The focus is always is on getting the resident clinically indicated and appropriate treatment and services. Every resident has the due process right to seek to move to a less restrictive level of care by working with the clinical team or by petitioning the court which issued the resident’s commitment order. 

 If a resident nonetheless demands to leave or evades the program’s security measures and is able to leave, staff could pursue an amendment for inpatient care, if justified, or a “pick-up” order.  This is the same process that is followed today. The facility files an “amendment” to the original court order, and the police pick up the person and bring him or her back to the facility. Repeated departures like this may indicate a need for a higher level of care.

What’s the difference in civil commitment to the State Hospital and commitment to a secure residential facility?

They are totally different types of facilities.  Our laws can accommodate both.  Secure residential facilities will add community beds in a far less restrictive setting than the State Hospital or our screening agencies like UPC, RIAZ or CBI, or our evaluation facilities, Desert Vista Hospital, the Behavioral Health Annex at Maricopa Medical Center, and Maryvale Hospital.

Secure treatment will fill a gap in the continuum of care and housing in order to prevent individuals with chronic SMI from falling through the cracks and ending up civilly committed in our State Hospital (for over a year, usually),  or worse — becoming incarcerated in jail and prison because of crimes, sometimes heinous ones like assault or murder, but more often nuisance crimes arising out of homelessness and poor judgment caused by active psychosis. Currently, due to a mandated cap on the census at the State Hospital, many patients are staying for months at an acute care psychiatric hospital which was not built for these long-term stays.

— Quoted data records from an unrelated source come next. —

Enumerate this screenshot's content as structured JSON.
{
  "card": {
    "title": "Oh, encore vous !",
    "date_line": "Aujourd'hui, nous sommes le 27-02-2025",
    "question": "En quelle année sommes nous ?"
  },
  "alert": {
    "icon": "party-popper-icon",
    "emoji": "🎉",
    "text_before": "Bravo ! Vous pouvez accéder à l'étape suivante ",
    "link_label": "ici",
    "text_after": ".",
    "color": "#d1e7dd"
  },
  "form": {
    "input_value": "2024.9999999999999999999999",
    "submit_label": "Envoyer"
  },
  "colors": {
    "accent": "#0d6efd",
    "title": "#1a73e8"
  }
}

Can a family member, or guardian admit someone to the secure residential treatment facility?   No.  A court always is involved and must order someone committed. 

The family member and/or a guardian may be involved and give evidence.  But a doctor also is involved and must make the recommendation based on a clinical assessment.

Will a court order someone committed to a secure facility for a set period of timeYes, as currently happens for all court ordered treatment (COT). .

The COT time period is typically one year, but that is always subject to recommendations of the clinical team as required by Olmstead and due process rights. There must be periodic reviews and the ability to petition to be discharged.    We are comfortable with the concept of a secure residential treatment facility because of the all of the licensure rules and due process protections built into our system.

Will secure residential treatment facilities have to comply with fire codes? Of course. Secure residential facilities will be licensed and through that process must continually comply with all state, county, and local codes.  There are multiple kinds of health care and residential facilities that are secure, for example, assisted living facilities, nursing homes, dementia facilities, and therapeutic schools.